Las, lessivé. Il n'était plus que l'ombre de lui-même, une loque coincée dans une routine épuisante aussi bien psychologiquement que physiquement. Entrainement, entrainement, entrainement. Il vivait reclus depuis quelques jours, mois, ou peut-être années. Il n'en savait rien, ne comptait plus. Plus rien n'avait d'importance. Ni le vent, ni la pluie, ni la solitude. Il l'avait cherché, il l'avait mérité. Il s'était donné en spectacle et avait ridiculisé tout Kumo, à deux reprises, avant de rentrer à la niche, la queue entre les jambes. Minable. Il s'en voulait, il se haïssait et il sentait que le village aussi. Il était devenu asocial, acerbe et ne vivait plus du tout. De toute façon, son isolement forcé était une bonne chose. Il n'aurait pas supporté de continuer son petit bonhomme de chemin, l'air de rien. Il n'aurait pas supporté toutes ces pupilles dorées pointées vers lui, les remontrances silencieuses et la rancœur sous couverte de compassion de ses frères d'armes. Non, il n'aurait pas supporté.
Il regarda l'état de ses mains : abimées. Comme tout son être. Des mois qu'il s'acharnait à détruire tout ce qui se présentait à lui : arbres, roches, cibles improvisées. Des résidus de son sang maculaient les murs environnants, sa peau s'arrachait à divers endroits de son corps comme une mue de serpent. Muer, changer. Renaitre. C'est ce qu'il aurait voulu.

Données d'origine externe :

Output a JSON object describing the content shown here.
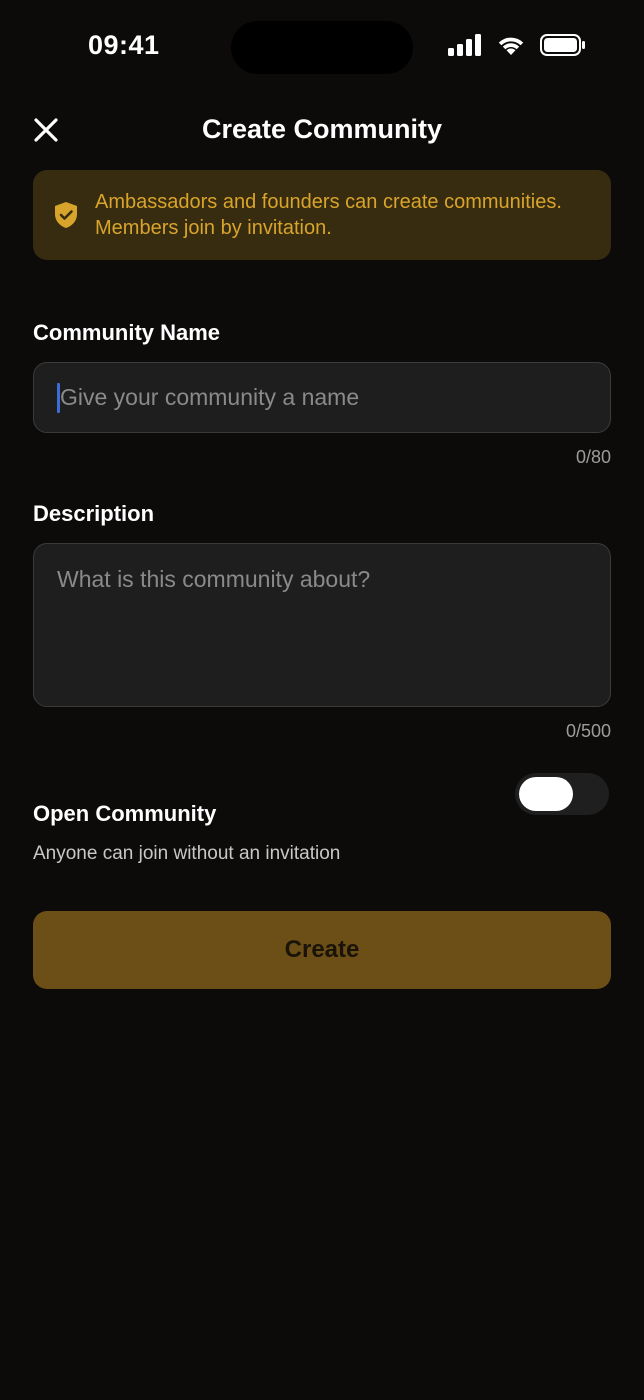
{
  "status_bar": {
    "time": "09:41",
    "icons": [
      "cellular-signal-icon",
      "wifi-icon",
      "battery-icon"
    ]
  },
  "header": {
    "close_icon": "close-icon",
    "title": "Create Community"
  },
  "banner": {
    "icon": "shield-check-icon",
    "text": "Ambassadors and founders can create communities. Members join by invitation.",
    "bg_color": "#372c0f",
    "text_color": "#d9a42c"
  },
  "form": {
    "name": {
      "label": "Community Name",
      "placeholder": "Give your community a name",
      "value": "",
      "counter": "0/80"
    },
    "description": {
      "label": "Description",
      "placeholder": "What is this community about?",
      "value": "",
      "counter": "0/500"
    },
    "open_community": {
      "label": "Open Community",
      "sublabel": "Anyone can join without an invitation",
      "enabled": false
    },
    "submit_label": "Create"
  },
  "colors": {
    "background": "#0d0b0a",
    "accent": "#6b4f17",
    "caret": "#3f6bd8"
  }
}
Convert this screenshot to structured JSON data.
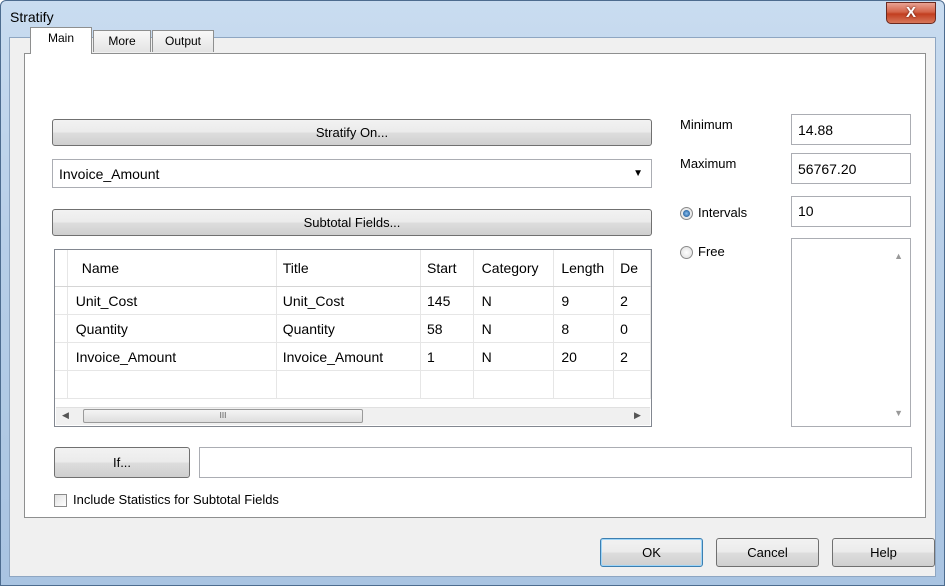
{
  "window": {
    "title": "Stratify",
    "close_glyph": "X"
  },
  "tabs": [
    {
      "label": "Main",
      "active": true
    },
    {
      "label": "More",
      "active": false
    },
    {
      "label": "Output",
      "active": false
    }
  ],
  "main": {
    "stratify_on_label": "Stratify On...",
    "field_select_value": "Invoice_Amount",
    "subtotal_fields_label": "Subtotal Fields...",
    "if_button_label": "If...",
    "if_expression_value": "",
    "include_stats_label": "Include Statistics for Subtotal Fields",
    "include_stats_checked": false
  },
  "fields_table": {
    "columns": [
      "Name",
      "Title",
      "Start",
      "Category",
      "Length",
      "De"
    ],
    "rows": [
      [
        "Unit_Cost",
        "Unit_Cost",
        "145",
        "N",
        "9",
        "2"
      ],
      [
        "Quantity",
        "Quantity",
        "58",
        "N",
        "8",
        "0"
      ],
      [
        "Invoice_Amount",
        "Invoice_Amount",
        "1",
        "N",
        "20",
        "2"
      ]
    ],
    "scroll_thumb_grip": "III"
  },
  "range": {
    "minimum_label": "Minimum",
    "minimum_value": "14.88",
    "maximum_label": "Maximum",
    "maximum_value": "56767.20",
    "intervals_label": "Intervals",
    "intervals_value": "10",
    "free_label": "Free",
    "selected_mode": "intervals"
  },
  "footer": {
    "ok_label": "OK",
    "cancel_label": "Cancel",
    "help_label": "Help"
  },
  "colors": {
    "title_bar": "#b8cfe8",
    "close_button": "#c94a2c",
    "radio_selected": "#1c5a9a"
  }
}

Une voix trop connue le sortit de sa torpeur mais le déchu ne daigna même pas relever les yeux. Pas envie, pas la force. Il connaissait ce visage déjà trop bien et imaginait très bien l'émotion qu'il y aurait lu. Il aurait pu l'ignorer et attendre qu'il parte, se condamner à vivre seul et à mourir seul mais un mot le fit changer d'avis. « Raikage ». Il ne l'avait donc pas complètement oublié ? Renié, repoussé, exilé, certes, mais pas oublié ! Une faible lueur d'espoir traversa ses prunelles ambrées qu'il dirigea vers l'intruse qui, elle, continuait de parler en le toisant de haut.
Sa voix était aussi morte que lui. Aucune conviction, aucun ton et pourtant, elle était différente de celle d'autrefois. Il se demanda de quoi elle voulait parler, avec lui. Peut-être de sa mort prochaine. Peut-être voulait-elle remuer le couteau dans la plaie. Ou peut-être pas. Il se redressa et se tint droit face à elle, espérant lui faire comprendre qu'elle avait attisé un peu sa curiosité sans avoir à le dire avec des mots.